Al grito de “Resistencia” y “Déjennos pasar” nos acercamos a la valla de granaderos. Los que íbamos a la vanguardia, entre empujones –nunca agresiones físicas de nuestra parte–, logramos doblegar la primera línea de policías; pero había una segunda línea que ya nos esperaba, y ésta nos recibió con golpes, agrediendo por igual a hombres y mujeres; golpes bajos, para no dejar testimonio en videos de las agresiones. Luego, los granaderos comenzaron a rociarnos gas lacrimógeno y vino el caos. Cuando la nube blanca del gas se dispersó, vi a varios manifestantes con los ojos irritados y tosiendo, algunos con crisis nerviosas y más de uno con sangre en la cara.
No fueron las fiscalías de Veracruz y Campeche –utilizadas para que los senadores Yunes y Barreda no votaran en contra de la reforma– las que acabaron con el ánimo de los trabajadores del Poder Judicial; no fue Morena y su operación para corromper a dos senadores del PRD quien terminó con la esperanza de los estudiantes de frenar la reforma. Fueron los granaderos de Martí Batres, el hombre que desde joven militó en la izquierda y que, ya en el poder, se ha convertido en una nueva versión del represor Díaz Ordaz.

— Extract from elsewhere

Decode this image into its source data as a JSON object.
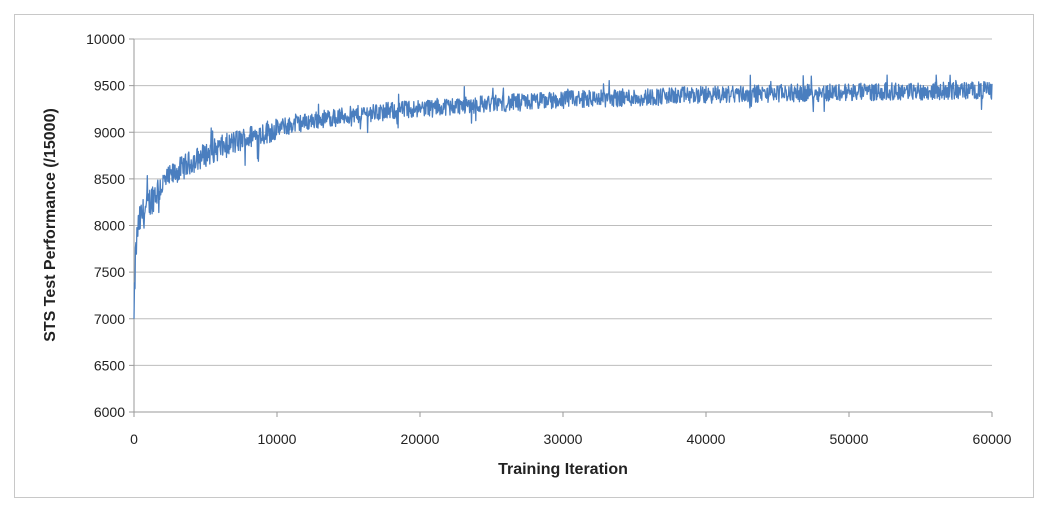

En este sexenio, al tiempo que López Obrador militarizó la seguridad a través de la GN, en la CDMX, Sheinbaum y Batres no sólo no desaparecieron a los granaderos, sino que los utilizaron de manera más violenta que en sexenios anteriores; y ejemplos sobran: agresiones a feministas, a médicos, a habitantes de Xochimilco, etcétera. Nos gobierna una izquierda intolerante y represora, bastante derechizada.